Market-defying growth surge for UK’s gaming sector
The UK’s £4 billion gaming sector is predicted to almost triple in value within the next three years, providing jobs for more than 80,000 people by 2025.
The findings come from a new report set to be released this month by global recruitment agency Robert Walters – Gaming: the perfect play for growth – which highlights how gaming is the only industry within the leisure and entertainment sector to have defied the odds during Covid-19, making more than the video, music and film industries combined during lockdown.
The report predicts that the value of the UK gaming sector will reach £10 billion by 2023.
By the end of the first quarter of 2020 alone, digital downloading increased by 67% week-on-week and physical game sales increased by a staggering 218% amid widespread anticipation of lockdown measures.
Tom Chambers, senior manager technology at Robert Walters, comments: “In a world where blockbuster premieres, national sporting events, and hospitality and leisure were all vetoed, gaming has further infiltrated the daily lives of multiple generations as one of the only accessible lockdown past-times.”
He adds that accessibility is at an all-time high, with games now available on mobiles, apps and PCs. “During lockdown there was a substantial rise in new users looking to bridge the social limitation with friends and family by playing together online – this was particularly notable with the over 60s market who took to gaming to ‘keep their brain in shape’ and play with grandchildren,” he says.
Job Vacancies on the Rise
Gaming companies have continued to show an increase in vacancies of 20% year-on-year across all areas, with IT vacancies up by 43%. In particular this year, roles in game programming (+154%), project management (+140%), developers (+91%), audio/video specialists (+76%), and artist/creative (+59%) will explode, as the race continues to keep up with global demand.The sector currently employs 27,000 people in the UK – but this is expected to rise to more than 80,000 in five years on the back of the industry’s rapid expansion.

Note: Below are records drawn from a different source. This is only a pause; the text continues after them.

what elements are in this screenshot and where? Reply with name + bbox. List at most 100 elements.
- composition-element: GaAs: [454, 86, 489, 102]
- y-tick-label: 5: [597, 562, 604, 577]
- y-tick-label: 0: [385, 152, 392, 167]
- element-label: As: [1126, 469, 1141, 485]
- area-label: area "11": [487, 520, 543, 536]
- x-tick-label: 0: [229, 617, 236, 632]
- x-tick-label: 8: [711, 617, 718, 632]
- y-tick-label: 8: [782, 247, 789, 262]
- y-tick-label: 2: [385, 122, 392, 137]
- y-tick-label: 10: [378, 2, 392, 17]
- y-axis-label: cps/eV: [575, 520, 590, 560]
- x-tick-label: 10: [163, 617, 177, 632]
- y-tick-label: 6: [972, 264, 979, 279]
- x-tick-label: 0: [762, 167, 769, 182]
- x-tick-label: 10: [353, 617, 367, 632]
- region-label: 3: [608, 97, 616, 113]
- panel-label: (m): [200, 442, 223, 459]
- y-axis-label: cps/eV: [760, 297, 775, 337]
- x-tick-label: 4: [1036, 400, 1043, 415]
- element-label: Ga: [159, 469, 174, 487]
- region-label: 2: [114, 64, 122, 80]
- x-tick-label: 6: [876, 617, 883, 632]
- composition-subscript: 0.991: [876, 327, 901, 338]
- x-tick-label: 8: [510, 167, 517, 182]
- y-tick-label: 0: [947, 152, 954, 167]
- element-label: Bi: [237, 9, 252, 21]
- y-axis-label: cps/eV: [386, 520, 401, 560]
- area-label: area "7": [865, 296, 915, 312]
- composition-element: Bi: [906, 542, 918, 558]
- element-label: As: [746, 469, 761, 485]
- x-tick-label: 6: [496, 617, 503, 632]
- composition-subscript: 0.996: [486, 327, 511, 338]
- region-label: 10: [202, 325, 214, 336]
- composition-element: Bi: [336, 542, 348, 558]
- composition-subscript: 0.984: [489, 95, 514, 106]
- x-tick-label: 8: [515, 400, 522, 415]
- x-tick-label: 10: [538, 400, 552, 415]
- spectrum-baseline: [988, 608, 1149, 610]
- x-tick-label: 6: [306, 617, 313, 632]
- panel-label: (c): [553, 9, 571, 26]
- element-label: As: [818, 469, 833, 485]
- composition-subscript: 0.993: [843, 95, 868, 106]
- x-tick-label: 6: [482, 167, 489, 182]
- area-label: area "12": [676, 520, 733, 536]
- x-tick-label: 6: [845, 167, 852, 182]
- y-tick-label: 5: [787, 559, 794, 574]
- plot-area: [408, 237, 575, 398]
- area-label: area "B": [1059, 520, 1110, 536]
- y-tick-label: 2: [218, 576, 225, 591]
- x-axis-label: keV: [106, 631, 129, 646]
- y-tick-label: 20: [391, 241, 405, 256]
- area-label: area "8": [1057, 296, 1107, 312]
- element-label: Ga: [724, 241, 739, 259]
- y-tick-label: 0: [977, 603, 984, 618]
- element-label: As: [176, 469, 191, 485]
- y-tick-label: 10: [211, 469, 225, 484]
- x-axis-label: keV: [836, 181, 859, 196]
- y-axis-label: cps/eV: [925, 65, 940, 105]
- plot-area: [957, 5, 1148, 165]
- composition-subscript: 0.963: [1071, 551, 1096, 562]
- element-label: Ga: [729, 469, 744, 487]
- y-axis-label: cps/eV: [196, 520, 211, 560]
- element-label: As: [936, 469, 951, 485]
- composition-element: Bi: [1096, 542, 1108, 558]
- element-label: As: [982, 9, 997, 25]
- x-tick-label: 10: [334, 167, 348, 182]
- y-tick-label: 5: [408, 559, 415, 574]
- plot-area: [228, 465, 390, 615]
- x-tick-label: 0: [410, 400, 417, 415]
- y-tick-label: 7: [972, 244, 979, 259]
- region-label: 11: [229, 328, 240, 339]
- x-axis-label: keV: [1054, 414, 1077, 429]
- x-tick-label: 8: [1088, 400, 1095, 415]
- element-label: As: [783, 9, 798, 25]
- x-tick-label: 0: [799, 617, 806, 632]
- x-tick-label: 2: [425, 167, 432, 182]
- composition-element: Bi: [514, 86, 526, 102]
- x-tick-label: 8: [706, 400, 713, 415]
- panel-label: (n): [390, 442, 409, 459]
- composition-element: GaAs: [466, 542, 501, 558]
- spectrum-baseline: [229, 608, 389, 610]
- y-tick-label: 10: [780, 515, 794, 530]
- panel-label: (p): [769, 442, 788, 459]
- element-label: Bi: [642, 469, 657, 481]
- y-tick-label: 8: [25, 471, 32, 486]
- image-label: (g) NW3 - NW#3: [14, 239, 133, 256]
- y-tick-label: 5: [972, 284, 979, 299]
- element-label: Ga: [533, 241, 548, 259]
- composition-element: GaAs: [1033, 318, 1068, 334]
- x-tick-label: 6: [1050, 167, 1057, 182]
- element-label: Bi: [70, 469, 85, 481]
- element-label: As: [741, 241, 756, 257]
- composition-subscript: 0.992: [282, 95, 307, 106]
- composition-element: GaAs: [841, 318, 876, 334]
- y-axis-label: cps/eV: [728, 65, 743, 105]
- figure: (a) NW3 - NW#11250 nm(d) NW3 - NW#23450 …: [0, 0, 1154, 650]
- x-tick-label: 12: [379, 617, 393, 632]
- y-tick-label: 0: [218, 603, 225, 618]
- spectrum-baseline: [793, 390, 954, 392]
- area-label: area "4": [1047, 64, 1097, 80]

Chambers adds: “A number of countries have firmly cemented their reputation as big players in the gaming market – in particular largely populated and tech proficient countries such as Japan, South Korea, China, and the US.
“While the UK may still be considered a young sector it now sits fifth in the list of the largest gaming markets in the world.
“One of the biggest indicators of the success of video game development and sales in the UK is the speed at which the jobs market has grown. Although the UK may not boast the huge populations of other countries, it has always remained competitive at developing technology – as well as housing some of the best gaming talent in the world.”
In a sign of the increasing maturity of the UK sector, gaming companies are rapidly increasing recruitment into the sales and marketing space in order to better monetise their products. In 2019, there was a 25% increase in marketing vacancies compared to the previous year.
While historically IT has dominated the hiring agenda within gaming – previously representing 75% of all roles advertised – this has now dropped to 68%.
Instead, back office and support function roles have grown in prominence, with 13% of all roles advertised being within marketing or PR, followed by office/business support (5%), HR (5%), accounting (3%), and procurement & supply chain (2%).